Her şeyi yapan Allah’tır (CC);
yaratan, veren, getiren O’dur (CC). O (CC), şükredilmeye herkesten daha layıktır.
Neden sebeplere bağlanmak doğru görülsün? Asıl sebebi de yaratan Allah (CC)
olduğuna göre şükre hak kazanacak olan da Allah (CC) olmalı, değil mi?
Sana bir hediye gelse, o
hediyeyi getiren güzele mi bakman lazım?.. Ona mı nimet sahibi diye itibar göstermen
gerek? Hayır, asıl o hediyeyi sana gönderene şükür ve saygılarını takdim etmen
gerekir. Nimeti getireni görüp onun esas sahibini unutuyorsan şu ayetin
bildirdiği zümreye dahil olursun:
- “Onlar, dünya hayatının dışını bilirler, bunun ötesinden gafildirler.”
Akıllı kimse, işin sonunu
bilendir. Sebeplere bağlanan kısa akıllıdır. Dışa bağlanıp işin iç alemini
unutmak bir cahillik sayılır.
Kalp İle Olan Şükür: Bu bir
itikat işidir. Buna inanmak lazımdır. Kopmaz bir manevi bağa sarılmak gerektir.
O bağ şöyle gelişmelidir; bilmelisin: İçinde ve dışında durmanda veya yürümende
ne gibi tad ve iyilik varsa hepsi Allah’ındır (CC). Hatta yaptığın şükür bile.
Kalben bunları bildikten sonra dilin ona bir tercüman olmalıdır.
Allah-ü Teala (CC) Hz.lerinin
şu ayetlerine iyice inanmalısın. Çünkü kalpten bunlara inanmış olman bir
şükürdür:
- “Sizde olan bütün nimetler Allah’tandır (CC). Allah (CC), dışınıza ve
içinize nimetlerini bol bol sermiştir.”
- “Allah’ın (CC) nimetlerini
saymakla tüketemezsin.”
Bunlara inanmış olan bir iman
sahibi için Allah’tan (CC) başka yardımcı ve şükre layık kimse düşünülebilir
mi?
Duygularla Olan Şükür: Bu da bütün
duyguları ibadetle kullanmakla olur. Şunu da ilave edelim ki Allah’ın (CC) emirleri
dışında hiçbir sese kulak vermemek lazımdır. Bu durumda nefis, şeytan ve şahsi
arzu uyulmaması gereken şeylerdir. Allah’tan (CC) gayri hiçbir şeye uymamak lazımdır.
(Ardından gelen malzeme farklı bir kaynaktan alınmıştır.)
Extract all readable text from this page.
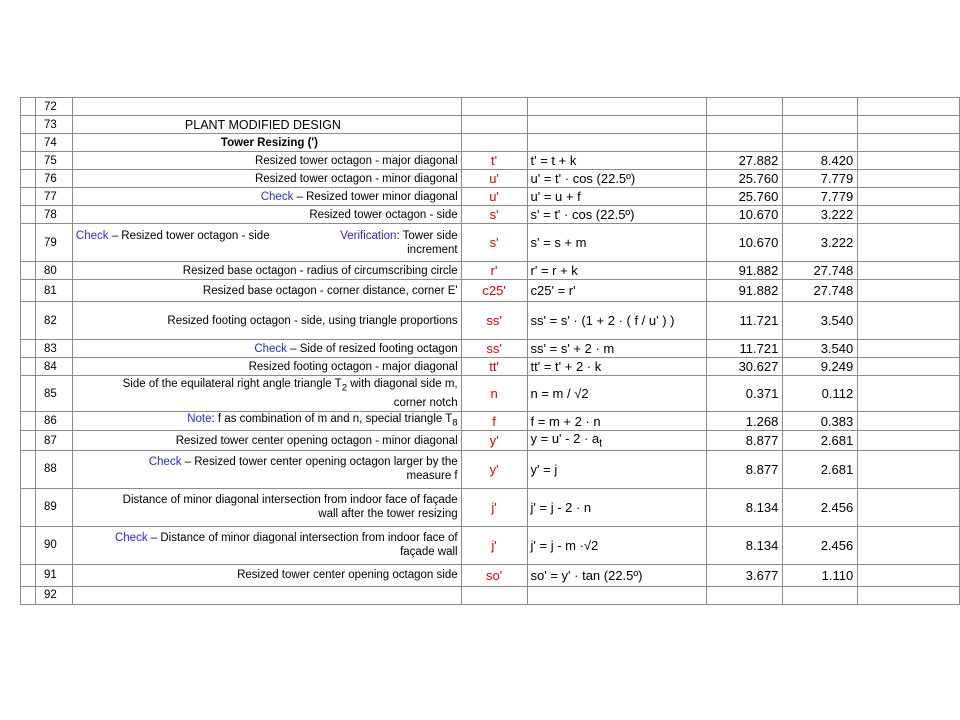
	72						
	73	PLANT MODIFIED DESIGN					
	74	Tower Resizing (')					
	75	Resized tower octagon - major diagonal	t'	t' = t + k	27.882	8.420	
	76	Resized tower octagon - minor diagonal	u'	u' = t' · cos (22.5º)	25.760	7.779	
	77	Check – Resized tower minor diagonal	u'	u' = u + f	25.760	7.779	
	78	Resized tower octagon - side	s'	s' = t' · cos (22.5º)	10.670	3.222	
	79	Check – Resized tower octagon - side Verification: Tower side
increment	s'	s' = s + m	10.670	3.222	
	80	Resized base octagon - radius of circumscribing circle	r'	r' = r + k	91.882	27.748	
	81	Resized base octagon - corner distance, corner E'	c25'	c25' = r'	91.882	27.748	
	82	Resized footing octagon - side, using triangle proportions	ss'	ss' = s' · (1 + 2 · ( f / u' ) )	11.721	3.540	
	83	Check – Side of resized footing octagon	ss'	ss' = s' + 2 · m	11.721	3.540	
	84	Resized footing octagon - major diagonal	tt'	tt' = t' + 2 · k	30.627	9.249	
	85	Side of the equilateral right angle triangle $T_2$ with diagonal side m,
corner notch	n	n = m / √2	0.371	0.112	
	86	Note: f as combination of m and n, special triangle $T_8$	f	f = m + 2 · n	1.268	0.383	
	87	Resized tower center opening octagon - minor diagonal	y'	$y = u' - 2 \cdot a_t$	8.877	2.681	
	88	Check – Resized tower center opening octagon larger by the
measure f	y'	y' = j	8.877	2.681	
	89	Distance of minor diagonal intersection from indoor face of façade
wall after the tower resizing	j'	j' = j - 2 · n	8.134	2.456	
	90	Check – Distance of minor diagonal intersection from indoor face of
façade wall	j'	j' = j - m ·√2	8.134	2.456	
	91	Resized tower center opening octagon side	so'	so' = y' · tan (22.5º)	3.677	1.110	
	92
Hele Allah’a (CC) ibadet eder gibi bir şeye tapmak hiç olmaz. Bu yapıldığı
takdirde zalimler içine girilmiş olur. Bu zümreye zalim denildiği gibi
haksızlıklar için cebir kullanan demek de olur. Allah’ın (CC) emri dışında
başkasına emir vermek, bir zor kullanma olmasa dahi zulümdür. Bu hali insan
şahsi için yapsa da zulüm olur. Bu yol, salih ve yararlı insanların yolu
sayılmaz. Bunlar hakkında ilahi hüküm şudur:
- “Allah’ın (CC) emri haricinde hüküm veren fasıktır…”
denir. Diğer bir ayetle ise
kâfir olduğu beyan edilir.
Bu işin sonu da iyi olmaz.
Netice ilahi bir azap olan cehenneme kadar götürür. O cehennem, akla gelen
basit ateş gibi değildir. Onu tutuşturacak şey, kükürt taşı ve insandır.
Dünyanın hafif ateşine bir an dayanmak imkansızdır. Ahiretin büyük azabına
nasıl dayanılır? Nefse uyar, halka tapar, Hakk’ı (CC) bırakırsan gideceğin
yerin cehennem olacağını unutma. O gün orada:
- “Kurtuluş, kurtuluş…”
diye bağırmak fayda getirmez.
Her ne kadar:
- “Allah… Allah… Allah…”
söylesen yine seni çıkaran
olmaz. Ancak imanın elden gitmemişse bir zaman yanar, sonra çıkarsın. Ancak
günah kadar yanmak lazımdır.
Nimet ve bela halinde ol ve
onların icaplarını yerine getirmeye bak. Bütün ömrün bunların dışında değildir.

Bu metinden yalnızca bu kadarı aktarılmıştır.